How to Drive Maritime Accident Investigations? Which Is the Regulation That Governs Them?
Legal status and the conduct of maritime technical
Technical investigations after an accident or incident are not intended to determine the responsibilities involved and the search for the culprits, but the search for facts that contributed to an accident and identify the various areas or measures that must be the subject.
SOLAS Convention provides that " Administration shall investigate an accident involving a vessel flying its flag, if such an investigation could assist in identifying regulatory problems that would have played a role in the accident". In the SOLAS Convention of 1960 and 1974 as amended, this provision was maintained and it was also taken up in the 1966 International Load Line Convention.
According to the current Code of investigations, the conduct of investigation by the flag State is recommended in the case of accident or incident when it is likely to provide information that may help to prevent this type of accident. An event whose purpose is to improve maritime safety. As well as Annex IV of the MARPOL Convention, in particular in Articles 8 and 12, it also has an investigative obligation to the competent authorities of each Member State following an accident at sea.
Cooperation between technical and judicial investigations
Investigations are initiated following a large-scale accident or sea incident. In such investigation, we distinguish two parts: a technical investigation and another called judicial, the first seeks facts that contributed to an accident against, the second seeks to determine the responsibilities involved. Cooperation between technical and judicial investigations is very important because they analyze the same events but pursue different objectives.
Technical investigators can access and benefit all information collected by judicial services, even if they are covered by professional secrets or instruction.
When an investigation is opened, the recording devices seized by the judicial authority shall, at their request, be made available to technical investigators who take a copy. The latter proceeds to the sampling to carry out examinations or analyzes, debris, fluids, parts, organs, assemblies or mechanisms which they consider necessary and contributing to the determination of the circumstances and the causes of the sea event, the accident or incident. This is done under the supervision of a judicial police officer and with the agreement, as the case may be, of the public prosecutor or the investigating judge.
However, they may not submit the indexes that have been seized to examinations or analyzes that may modify, alter or destroy them without the agreement of the judicial authority. Technical investigators shall be informed of the expert appraisals conducted by the competent judicial authority and shall be entitled to attend and exploit the findings made in connection with these operations for the purposes of the technical investigation.

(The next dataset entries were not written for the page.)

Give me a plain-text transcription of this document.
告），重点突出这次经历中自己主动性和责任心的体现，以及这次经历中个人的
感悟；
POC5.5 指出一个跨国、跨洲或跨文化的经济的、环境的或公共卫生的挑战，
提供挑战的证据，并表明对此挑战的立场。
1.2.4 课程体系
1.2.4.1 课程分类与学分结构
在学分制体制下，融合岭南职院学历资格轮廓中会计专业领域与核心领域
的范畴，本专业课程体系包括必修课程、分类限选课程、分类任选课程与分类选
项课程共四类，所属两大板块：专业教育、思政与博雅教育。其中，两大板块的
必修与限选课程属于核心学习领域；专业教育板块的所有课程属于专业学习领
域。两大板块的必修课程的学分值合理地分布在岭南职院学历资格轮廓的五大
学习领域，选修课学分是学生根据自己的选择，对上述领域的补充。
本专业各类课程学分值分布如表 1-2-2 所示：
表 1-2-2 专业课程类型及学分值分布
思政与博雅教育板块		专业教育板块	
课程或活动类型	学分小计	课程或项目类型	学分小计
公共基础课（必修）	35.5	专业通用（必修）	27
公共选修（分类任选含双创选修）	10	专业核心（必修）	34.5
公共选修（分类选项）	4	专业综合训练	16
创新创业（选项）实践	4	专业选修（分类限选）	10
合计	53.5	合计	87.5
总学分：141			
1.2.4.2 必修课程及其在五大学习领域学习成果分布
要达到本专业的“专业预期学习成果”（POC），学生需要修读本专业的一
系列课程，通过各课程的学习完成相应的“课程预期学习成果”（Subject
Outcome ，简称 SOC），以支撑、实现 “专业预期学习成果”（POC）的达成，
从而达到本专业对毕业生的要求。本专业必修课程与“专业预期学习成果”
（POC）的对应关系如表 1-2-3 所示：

Moreover, cooperation between technical and judicial investigators is therefore simultaneously informative and operational. This cooperation should, however, be analyzed only in the light of the respective purposes of the investigations. As regards the deadlines, the technical inquiry must be made as soon as possible in response to a need for prevention, whereas, the judicial investigation must allow the determination of the responsibilities, for that it is not limited by a delay and may take a long time depending on the case. These two types of surveys are thus endowed with different probative values.

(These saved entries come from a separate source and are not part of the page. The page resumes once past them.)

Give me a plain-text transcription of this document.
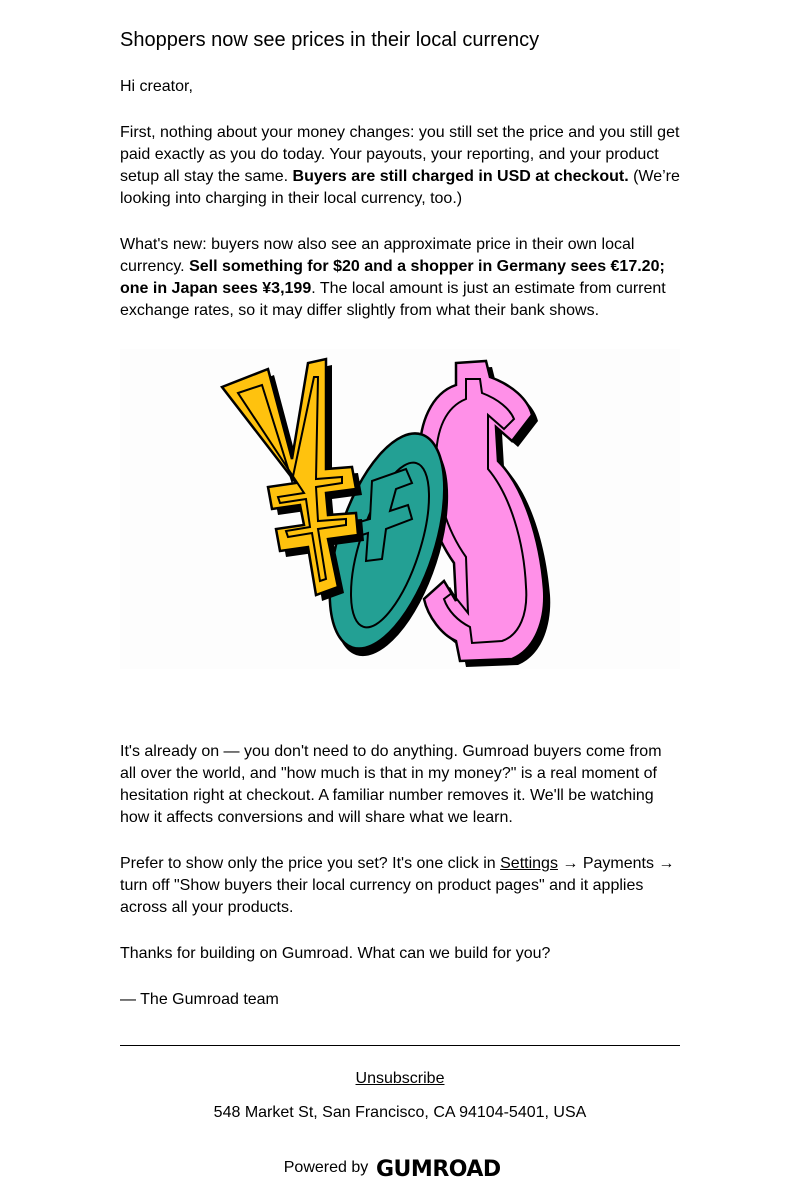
Shoppers now see prices in their local currency

Hi creator,

First, nothing about your money changes: you still set the price and you still get paid exactly as you do today. Your payouts, your reporting, and your product setup all stay the same. Buyers are still charged in USD at checkout. (We’re looking into charging in their local currency, too.)

What's new: buyers now also see an approximate price in their own local currency. Sell something for $20 and a shopper in Germany sees €17.20; one in Japan sees ¥3,199. The local amount is just an estimate from current exchange rates, so it may differ slightly from what their bank shows.

It's already on — you don't need to do anything. Gumroad buyers come from all over the world, and "how much is that in my money?" is a real moment of hesitation right at checkout. A familiar number removes it. We'll be watching how it affects conversions and will share what we learn.

Prefer to show only the price you set? It's one click in Settings → Payments → turn off "Show buyers their local currency on product pages" and it applies across all your products.

Thanks for building on Gumroad. What can we build for you?

— The Gumroad team

Unsubscribe
548 Market St, San Francisco, CA 94104-5401, USA
Powered by GUMROAD
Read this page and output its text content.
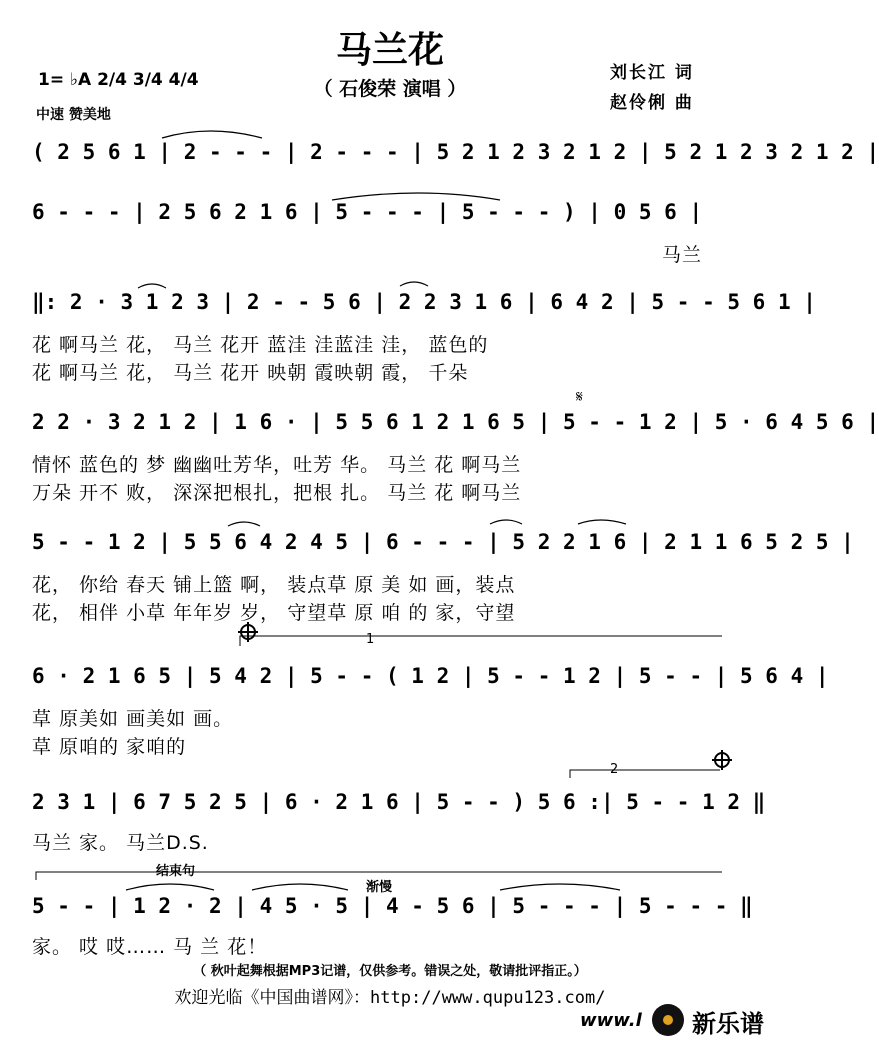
马兰花
（ 石俊荣 演唱 ）
刘长江 词
赵伶俐 曲
1= ♭A 2/4 3/4 4/4
中速 赞美地
( 2 5 6 1 | 2 - - - | 2 - - - | 5 2 1 2 3 2 1 2 | 5 2 1 2 3 2 1 2 |
6 - - - | 2 5 6 2 1 6 | 5 - - - | 5 - - - ) | 0 5 6 |
马兰
‖: 2 · 3 1 2 3 | 2 - - 5 6 | 2 2 3 1 6 | 6 4 2 | 5 - - 5 6 1 |
花 啊马兰 花， 马兰 花开 蓝洼 洼蓝洼 洼， 蓝色的
花 啊马兰 花， 马兰 花开 映朝 霞映朝 霞， 千朵
2 2 · 3 2 1 2 | 1 6 · | 5 5 6 1 2 1 6 5 | 5 - - 1 2 | 5 · 6 4 5 6 |
情怀 蓝色的 梦 幽幽吐芳华，吐芳 华。 马兰 花 啊马兰
万朵 开不 败， 深深把根扎，把根 扎。 马兰 花 啊马兰
5 - - 1 2 | 5 5 6 4 2 4 5 | 6 - - - | 5 2 2 1 6 | 2 1 1 6 5 2 5 |
花， 你给 春天 铺上篮 啊， 装点草 原 美 如 画，装点
花， 相伴 小草 年年岁 岁， 守望草 原 咱 的 家，守望
6 · 2 1 6 5 | 5 4 2 | 5 - - ( 1 2 | 5 - - 1 2 | 5 - - | 5 6 4 |
草 原美如 画美如 画。
草 原咱的 家咱的
2 3 1 | 6 7 5 2 5 | 6 · 2 1 6 | 5 - - ) 5 6 :| 5 - - 1 2 ‖
马兰 家。 马兰D.S.
5 - - | 1 2 · 2 | 4 5 · 5 | 4 - 5 6 | 5 - - - | 5 - - - ‖
家。 哎 哎…… 马 兰 花！
结束句
渐慢
1
2
𝄋
（ 秋叶起舞根据MP3记谱，仅供参考。错误之处，敬请批评指正。）
欢迎光临《中国曲谱网》：http://www.qupu123.com/
www.l 新乐谱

The technical inquiry ,however, does not have the same probative value as forensic expertise, but, generally has the same probative value because of the publicity and media coverage of the technical conclusions of the investigation.

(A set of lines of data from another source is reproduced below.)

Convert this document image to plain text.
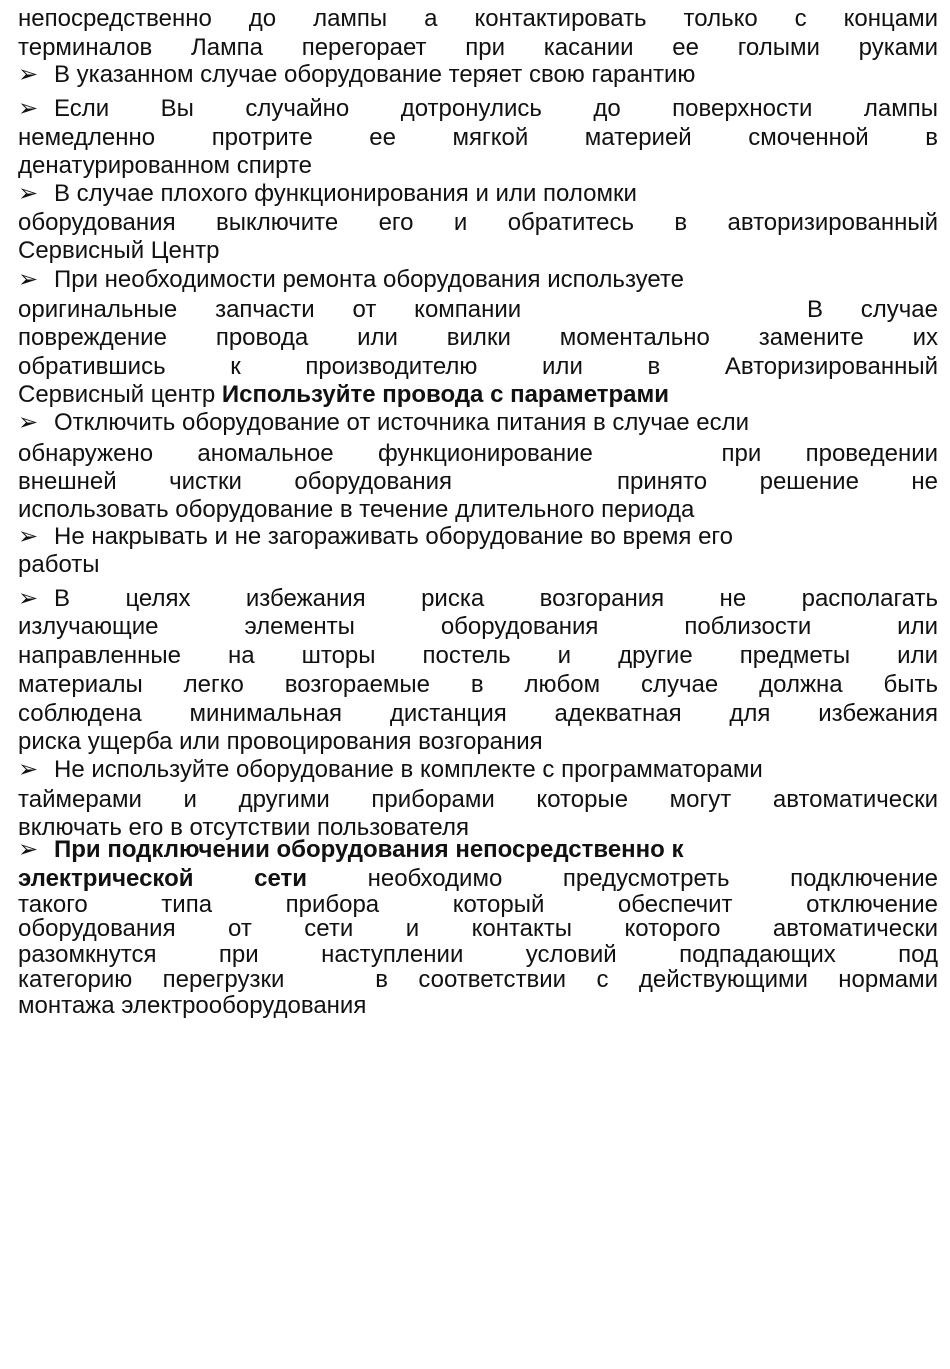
непосредственно до лампы а контактировать только с концами
терминалов Лампа перегорает при касании ее голыми руками
➢ В указанном случае оборудование теряет свою гарантию
➢ Если Вы случайно дотронулись до поверхности лампы
немедленно протрите ее мягкой материей смоченной в
денатурированном спирте
➢ В случае плохого функционирования и или поломки
оборудования выключите его и обратитесь в авторизированный
Сервисный Центр
➢ При необходимости ремонта оборудования используете
оригинальные запчасти от компании	В случае
повреждение провода или вилки моментально замените их
обратившись к производителю или в Авторизированный
Сервисный центр Используйте провода с параметрами
➢ Отключить оборудование от источника питания в случае если
обнаружено аномальное функционирование	при проведении
внешней чистки оборудования	принято решение не
использовать оборудование в течение длительного периода
➢ Не накрывать и не загораживать оборудование во время его
работы
➢ В целях избежания риска возгорания не располагать
излучающие элементы оборудования поблизости или
направленные на шторы постель и другие предметы или
материалы легко возгораемые в любом случае должна быть
соблюдена минимальная дистанция адекватная для избежания
риска ущерба или провоцирования возгорания
➢ Не используйте оборудование в комплекте с программаторами
таймерами и другими приборами которые могут автоматически
включать его в отсутствии пользователя
➢ При подключении оборудования непосредственно к
электрической сети необходимо предусмотреть подключение
такого типа прибора который обеспечит отключение
оборудования от сети и контакты которого автоматически
разомкнутся при наступлении условий подпадающих под
категорию перегрузки	в соответствии с действующими нормами
монтажа электрооборудования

In addition, technical investigators have a right of meeting with any person directly or indirectly related to the accident or incident. However, this power of encounter carries some reservations. In addition, technical investigators may be held criminally liable, in particular for breach of professional secrecy.
Cooperation between States in conducting the investigation
In general rule, the investigation following a sea event is directed by a single State, but exceptionally there may be multistate investigations in parallel. Under Chapter 9 of the current IMO Investigation Code, a State with interests at stake may conduct its own investigation and coordinate the planning of investigations to avoid, to the extent conflicting requests to hear witnesses and access to evidence. In addition, under Chapter 10 of the IMO (Investigations code).